Auch um Stadler hatte es schon öfter Spekulationen zu einer nahenden Ablösung gegeben. Die bei der Konzernmutter VW dominierenden Eignerfamilien Porsche und Piech haben sich jedoch bis zuletzt hinter den gebürtigen Bayern gestellt und seinen Rauswurf verhindert. Stadler steht seit elf Jahren an der Spitze von Audi. Für den neuen VW-Boss Herbert Diess ist er nun endgültig zur Belastung geworden. Diess will VW in eine neue und elektrifizierte Zukunft führen sowie die Altlasten des Diesel-Skandals endlich hinter sich lassen.

VW-Aktienkurs unter Druck

Die Verhaftung Stadlers macht ihm da einen Strich durch die Rechnung. Das brachte am Montag auch den VW-Aktienkurs unter Druck. „Das hat jetzt nochmal ein ganz neue Qualität, und vor allem ausländische Anleger werden davon wach gerüttelt, dass die Sache noch nicht ausgestanden ist“, sagte ein Aktienhändler zur Verhaftung Stadlers. Den Skandal am Leben hält auch der Umstand, dass Audi die Überprüfung der eigenen Palette an Dieselmotoren auf illegale Abschaltvorrichtungen immer noch nicht beendet hat. Das soll nun im nächsten Monat so weit sein. Das Kraftfahrt-Bundesamt (KBA) hatte zuletzt zudem Rückrufe für mehrere Audi-Dieselmodelle verordnet. Weitere Rückrufe drohen dem Vernehmen nach.

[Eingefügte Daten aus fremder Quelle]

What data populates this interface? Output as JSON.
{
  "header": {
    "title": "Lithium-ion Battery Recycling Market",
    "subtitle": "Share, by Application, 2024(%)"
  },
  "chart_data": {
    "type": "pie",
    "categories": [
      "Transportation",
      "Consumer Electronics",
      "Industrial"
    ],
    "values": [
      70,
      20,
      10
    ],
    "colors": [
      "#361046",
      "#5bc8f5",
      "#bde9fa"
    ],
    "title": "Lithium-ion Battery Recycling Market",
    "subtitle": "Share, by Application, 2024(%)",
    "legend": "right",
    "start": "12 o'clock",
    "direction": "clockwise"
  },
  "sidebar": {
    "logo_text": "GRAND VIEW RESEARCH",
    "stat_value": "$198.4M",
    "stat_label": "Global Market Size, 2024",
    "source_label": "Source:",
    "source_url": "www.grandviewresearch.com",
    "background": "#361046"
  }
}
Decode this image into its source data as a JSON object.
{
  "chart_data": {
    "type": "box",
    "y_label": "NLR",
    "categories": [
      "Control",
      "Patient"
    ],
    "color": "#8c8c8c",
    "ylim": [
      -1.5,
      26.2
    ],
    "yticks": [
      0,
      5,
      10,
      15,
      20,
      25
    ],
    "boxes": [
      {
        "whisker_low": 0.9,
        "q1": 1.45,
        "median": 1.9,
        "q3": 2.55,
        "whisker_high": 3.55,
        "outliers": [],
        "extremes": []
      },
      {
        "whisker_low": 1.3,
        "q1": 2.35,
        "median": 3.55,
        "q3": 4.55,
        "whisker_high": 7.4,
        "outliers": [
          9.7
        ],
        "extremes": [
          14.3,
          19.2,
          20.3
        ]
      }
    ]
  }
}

Die Ingolstädter VW-Tochter gilt als eine wesentliche technologische Keimzelle für den konzernweiten Abgas-Skandal. Audi hat Dieselmotoren mit Schummelsoftware nicht nur für den eigenen Bedarf entwickelt. Die anrüchigen Aggregate wurden auch in VW- oder Porsche-Modellen verbaut.